|Budget Amount *help
¥2,000,000 (Direct Cost : ¥2,000,000)
Fiscal Year 1993 : ¥200,000 (Direct Cost : ¥200,000)
Fiscal Year 1992 : ¥200,000 (Direct Cost : ¥200,000)
Fiscal Year 1991 : ¥1,600,000 (Direct Cost : ¥1,600,000)
(1) After having studied the requirements for the interconnection network that can be used to develop a massively parallel computer systems to be constructed from several thousands of processors, we are convinced that the fat-tree is one of the most promising architectures. Although fat-tree is already famous as it is used in CM-5, the most important non-blocking feature of the fat tree is dismissed there. Therefore we have investigated the problems to resolved to realize the complete fat tree, and introduced a new scheme in decreasing the number of switches in the router. A prototype fat tree machine consisting of 4 processing element and 2 routers, which is developed on field programmable gate array device, is built to evaluate the performance. The date transfer rate of several mega bytes per seconds is obtained, and convinced us the element could be employed for real scale interconnection network.

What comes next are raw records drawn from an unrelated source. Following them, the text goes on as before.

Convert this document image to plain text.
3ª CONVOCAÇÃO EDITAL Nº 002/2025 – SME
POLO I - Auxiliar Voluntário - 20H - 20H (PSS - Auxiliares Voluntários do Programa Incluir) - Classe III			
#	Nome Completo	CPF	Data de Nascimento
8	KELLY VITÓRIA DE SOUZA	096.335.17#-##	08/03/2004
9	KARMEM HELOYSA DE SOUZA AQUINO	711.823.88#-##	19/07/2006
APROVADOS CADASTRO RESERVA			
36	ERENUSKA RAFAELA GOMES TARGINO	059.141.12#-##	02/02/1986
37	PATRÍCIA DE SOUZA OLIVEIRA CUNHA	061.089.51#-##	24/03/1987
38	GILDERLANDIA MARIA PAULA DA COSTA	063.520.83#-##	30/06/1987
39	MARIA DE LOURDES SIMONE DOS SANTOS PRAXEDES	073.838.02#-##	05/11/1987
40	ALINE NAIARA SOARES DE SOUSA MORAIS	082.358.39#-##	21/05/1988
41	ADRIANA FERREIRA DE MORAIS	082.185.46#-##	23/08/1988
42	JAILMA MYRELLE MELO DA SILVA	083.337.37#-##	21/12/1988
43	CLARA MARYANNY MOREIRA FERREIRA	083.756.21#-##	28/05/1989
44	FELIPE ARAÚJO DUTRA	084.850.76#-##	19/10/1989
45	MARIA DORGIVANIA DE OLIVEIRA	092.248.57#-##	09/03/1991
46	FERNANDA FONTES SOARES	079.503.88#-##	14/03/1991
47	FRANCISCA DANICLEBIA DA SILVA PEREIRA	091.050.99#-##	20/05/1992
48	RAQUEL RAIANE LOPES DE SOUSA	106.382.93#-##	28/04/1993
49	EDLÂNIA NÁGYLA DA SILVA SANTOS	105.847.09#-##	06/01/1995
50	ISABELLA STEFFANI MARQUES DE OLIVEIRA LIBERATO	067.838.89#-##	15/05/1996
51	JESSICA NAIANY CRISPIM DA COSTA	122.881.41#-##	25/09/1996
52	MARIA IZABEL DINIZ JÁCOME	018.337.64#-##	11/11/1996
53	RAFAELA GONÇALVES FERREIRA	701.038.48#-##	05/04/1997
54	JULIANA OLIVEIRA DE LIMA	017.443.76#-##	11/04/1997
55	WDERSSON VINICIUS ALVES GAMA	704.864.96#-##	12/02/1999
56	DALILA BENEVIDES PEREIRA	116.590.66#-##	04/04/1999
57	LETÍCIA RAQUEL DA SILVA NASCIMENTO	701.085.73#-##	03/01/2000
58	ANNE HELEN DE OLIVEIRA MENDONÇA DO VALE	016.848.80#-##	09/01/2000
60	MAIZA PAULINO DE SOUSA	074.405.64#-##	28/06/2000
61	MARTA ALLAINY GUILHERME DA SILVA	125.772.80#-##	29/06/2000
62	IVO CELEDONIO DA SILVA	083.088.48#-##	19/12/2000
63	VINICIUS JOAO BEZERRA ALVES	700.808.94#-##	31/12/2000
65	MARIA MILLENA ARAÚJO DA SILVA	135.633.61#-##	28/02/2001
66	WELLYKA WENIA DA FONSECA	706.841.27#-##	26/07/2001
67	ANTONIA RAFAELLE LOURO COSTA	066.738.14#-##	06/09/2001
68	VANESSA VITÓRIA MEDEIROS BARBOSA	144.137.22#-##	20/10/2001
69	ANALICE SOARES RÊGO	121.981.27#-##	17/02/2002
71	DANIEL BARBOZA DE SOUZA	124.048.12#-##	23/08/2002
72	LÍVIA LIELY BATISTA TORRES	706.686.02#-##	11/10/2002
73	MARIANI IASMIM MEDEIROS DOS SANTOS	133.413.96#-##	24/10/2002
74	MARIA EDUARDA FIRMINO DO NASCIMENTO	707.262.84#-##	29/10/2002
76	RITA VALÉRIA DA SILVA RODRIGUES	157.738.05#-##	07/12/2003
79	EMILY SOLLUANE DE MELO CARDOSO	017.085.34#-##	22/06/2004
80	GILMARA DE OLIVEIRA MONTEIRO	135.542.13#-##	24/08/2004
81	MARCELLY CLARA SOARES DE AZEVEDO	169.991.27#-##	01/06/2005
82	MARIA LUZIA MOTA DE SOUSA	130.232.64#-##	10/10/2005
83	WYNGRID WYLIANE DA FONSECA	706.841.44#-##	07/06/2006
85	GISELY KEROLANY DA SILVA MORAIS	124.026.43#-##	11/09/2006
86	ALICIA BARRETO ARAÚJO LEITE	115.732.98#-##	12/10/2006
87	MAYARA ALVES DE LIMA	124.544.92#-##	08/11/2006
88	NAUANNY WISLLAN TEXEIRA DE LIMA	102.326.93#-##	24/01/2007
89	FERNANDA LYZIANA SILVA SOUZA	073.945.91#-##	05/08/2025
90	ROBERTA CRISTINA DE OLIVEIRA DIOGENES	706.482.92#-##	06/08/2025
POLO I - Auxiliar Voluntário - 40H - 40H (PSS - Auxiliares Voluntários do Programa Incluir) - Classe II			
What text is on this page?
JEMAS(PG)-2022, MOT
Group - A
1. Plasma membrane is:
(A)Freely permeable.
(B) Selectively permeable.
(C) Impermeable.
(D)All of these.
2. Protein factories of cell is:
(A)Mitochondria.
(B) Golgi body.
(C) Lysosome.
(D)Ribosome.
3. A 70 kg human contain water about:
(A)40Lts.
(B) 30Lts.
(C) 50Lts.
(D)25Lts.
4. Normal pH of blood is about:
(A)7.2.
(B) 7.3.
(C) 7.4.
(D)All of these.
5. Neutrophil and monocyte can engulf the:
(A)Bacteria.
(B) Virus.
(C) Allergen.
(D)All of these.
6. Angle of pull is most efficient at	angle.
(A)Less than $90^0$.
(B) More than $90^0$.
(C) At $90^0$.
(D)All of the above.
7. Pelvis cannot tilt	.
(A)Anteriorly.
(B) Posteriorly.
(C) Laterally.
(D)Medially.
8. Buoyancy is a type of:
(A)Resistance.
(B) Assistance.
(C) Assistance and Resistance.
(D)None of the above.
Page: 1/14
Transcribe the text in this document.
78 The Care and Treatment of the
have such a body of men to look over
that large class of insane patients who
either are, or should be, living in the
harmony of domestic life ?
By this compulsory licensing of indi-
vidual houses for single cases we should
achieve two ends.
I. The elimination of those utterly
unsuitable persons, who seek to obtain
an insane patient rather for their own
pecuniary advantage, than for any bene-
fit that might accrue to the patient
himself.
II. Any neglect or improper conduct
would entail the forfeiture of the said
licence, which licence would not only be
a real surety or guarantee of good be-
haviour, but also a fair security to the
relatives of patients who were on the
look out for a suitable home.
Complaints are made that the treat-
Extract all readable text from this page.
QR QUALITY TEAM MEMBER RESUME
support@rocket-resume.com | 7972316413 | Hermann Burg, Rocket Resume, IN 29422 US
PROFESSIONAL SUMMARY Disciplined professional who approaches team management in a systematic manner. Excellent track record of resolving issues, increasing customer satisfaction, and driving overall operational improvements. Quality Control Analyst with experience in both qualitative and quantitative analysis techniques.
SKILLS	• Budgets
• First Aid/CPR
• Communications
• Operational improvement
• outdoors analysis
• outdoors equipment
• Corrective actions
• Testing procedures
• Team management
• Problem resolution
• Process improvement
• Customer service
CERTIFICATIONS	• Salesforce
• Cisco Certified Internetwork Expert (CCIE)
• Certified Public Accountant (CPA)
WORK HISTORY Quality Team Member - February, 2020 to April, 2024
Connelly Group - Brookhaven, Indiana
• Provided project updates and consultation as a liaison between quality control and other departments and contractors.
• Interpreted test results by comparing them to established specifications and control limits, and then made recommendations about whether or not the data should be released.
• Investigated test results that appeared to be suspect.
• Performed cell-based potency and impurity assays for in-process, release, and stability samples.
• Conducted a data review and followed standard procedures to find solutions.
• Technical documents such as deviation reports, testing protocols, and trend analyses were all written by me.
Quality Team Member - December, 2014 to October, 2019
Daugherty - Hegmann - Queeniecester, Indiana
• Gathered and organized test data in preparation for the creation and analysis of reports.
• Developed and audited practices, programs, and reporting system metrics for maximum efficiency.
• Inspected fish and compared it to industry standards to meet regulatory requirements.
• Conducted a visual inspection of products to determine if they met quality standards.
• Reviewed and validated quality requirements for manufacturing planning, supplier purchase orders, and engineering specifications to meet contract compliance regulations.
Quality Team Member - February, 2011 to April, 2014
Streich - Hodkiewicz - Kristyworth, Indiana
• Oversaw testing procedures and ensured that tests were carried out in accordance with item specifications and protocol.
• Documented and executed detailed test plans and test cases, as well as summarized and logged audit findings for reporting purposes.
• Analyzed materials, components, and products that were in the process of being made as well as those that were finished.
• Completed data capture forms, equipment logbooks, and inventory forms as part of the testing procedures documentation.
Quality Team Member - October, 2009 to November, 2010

(2) As a typical application of competing processor algorithm, the parallel solution of
the automated wire-routing problem has been studied. Although quite satisfactory speedup is obtainable by the competing processor algorithm, the quality of the solution, that is, the wiring rate is less than the conventional sequential router. Therefore the problem is how to improved the quality of the solution by parallel computation. We have added the rip-up process to the competing processor wire routing algorithm, and obtained a significant improvement in the wiring rate. However, the rip-up procedure causes the increase in the computation time considerably, and we are led to the multipin net problem. Multipin net is a set of wires connected at the pin. If this net is replaced by the Steiner tree, which is a set of wires connected both at the pin and the wire, a significant improvement on the wiring rate is expected. We have developed the basic parallel algorithm for constructing a Steiner tree from the multipin network.
(3) The study of applying the competing processor algorithm to the hand-written Kanji character recognition is continued. In this year the knowledgebase for 30 representative Kanji character patterns was built and the recognition experiment was performed. In this experiment a character pattern taken from the ETL8B Kanji charter pattern database are first analyzed by the character structure analyzer and the extracted structural features are presented to 30 agents representing different character categories, which simultaneously find correspondence of each strokes using knowledgebase, and then attempts to match the presented stroke features with those in their individual database. If more than one agents recognize that the presented pattern belongs to their category, the conflict takes place. The agents in conflict compare the rules they have used or not used in the reasoning with each other and the agent which has used the deepest knowledge wins. In this experiment we have obtained almost 98% of recognition rate which is quite satisfactory.